A mulher no mundo celta por © Viviana E. O’Connell
Texto original em espanhol publicado na Revista Sitio Al Margen
Tradução e adaptação por Llewellyn Mawr fab Blodeuwedd © 2015


Eva Green interpretando Morgana Le Fay na série de televisão britânica Camelot (2011)

A mulher celta não existe. Esta é a primeira conclusão que cheguei depois de uma busca infrutífera nos vários materiais de bibliotecas sobre ela (1). Com bastante frustração, consegui extrair algumas linhas depois de ler vários volumes. Este silêncio histórico não é casual, pode se dever em parte a questão de gênero e em parte por se tratar de um povo primeiro vencido pelos romanos e, consecutivamente, em seu ultimo abrigo – a Irlanda – conquistado de maneira pacífica pela fé católica. 

O modelo da mulher celta enfrentava, a princípio, o modelo grego-romano e depois o modelo judaico-cristão. Nada melhor que os romanos para dizermos o que a mulher celta provocava neles. 

Tácito em seu relato da invasão da Ilha de Mona (I) as menciona como “mulheres desgrenhadas de vestes negras, brandindo tochas em fúria”. 

Amiano Marcelino (330-395 d.C.) a descreve, audaz em transitar de uma discussão a violência física, e comenta: “O colo inflado, os dentes rangendo e brandindo os enormes braços pálidos… ela dava socos ao mesmo tempo que pontapés, como se fossem projéteis de uma catapulta”. Outras linhas fazem referência sobre o seu valor. “Todo um pelotão de estrangeiros – dizem – não podia resistir ao ataque de um só gaulês se esse se fazia acompanhado e ajudado por sua esposa.
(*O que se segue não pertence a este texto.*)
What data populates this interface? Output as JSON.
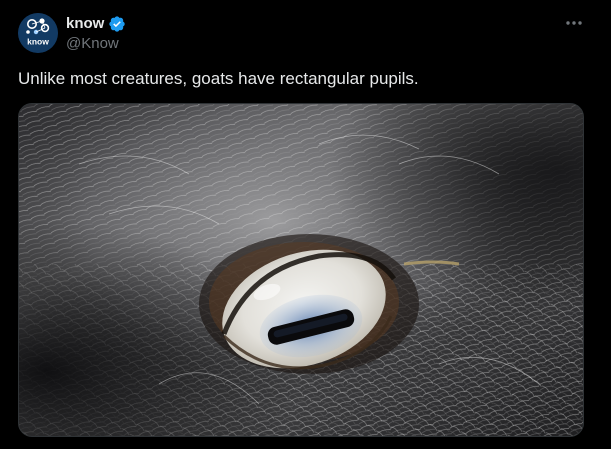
{
  "author": {
    "display_name": "know",
    "handle": "@Know",
    "verified": true,
    "avatar_text": "know"
  },
  "tweet": {
    "text": "Unlike most creatures, goats have rectangular pupils."
  },
  "media": {
    "icon": "goat-eye-photo",
    "alt": "Close-up of a goat's eye with a rectangular pupil"
  },
  "colors": {
    "background": "#000000",
    "text_primary": "#e7e9ea",
    "text_secondary": "#71767b",
    "verified": "#1d9bf0",
    "border": "#2f3336"
  }
}
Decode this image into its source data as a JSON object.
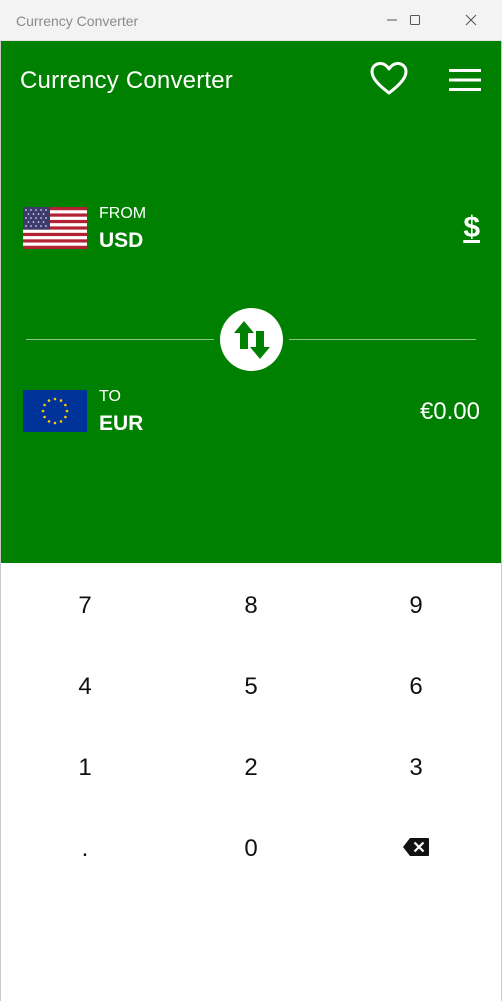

Estas mulheres são, geralmente, fortíssimas, tem os olhos azuis, e quando se enfureciam, fazem ranger os dentes, e movendo os alvos braços com força começam a aplicar formidáveis socos, acompanhados de terríveis pontapés”.

Desenho de O’Keeffe, obtido na revista Shamrock.

Julio César se refere a elas dizendo: “Uma mulher celta zangada é uma força perigosa a qual haverá que temer, já que não é raro que lutem unidas a seus homens, e às vezes, melhor que eles”.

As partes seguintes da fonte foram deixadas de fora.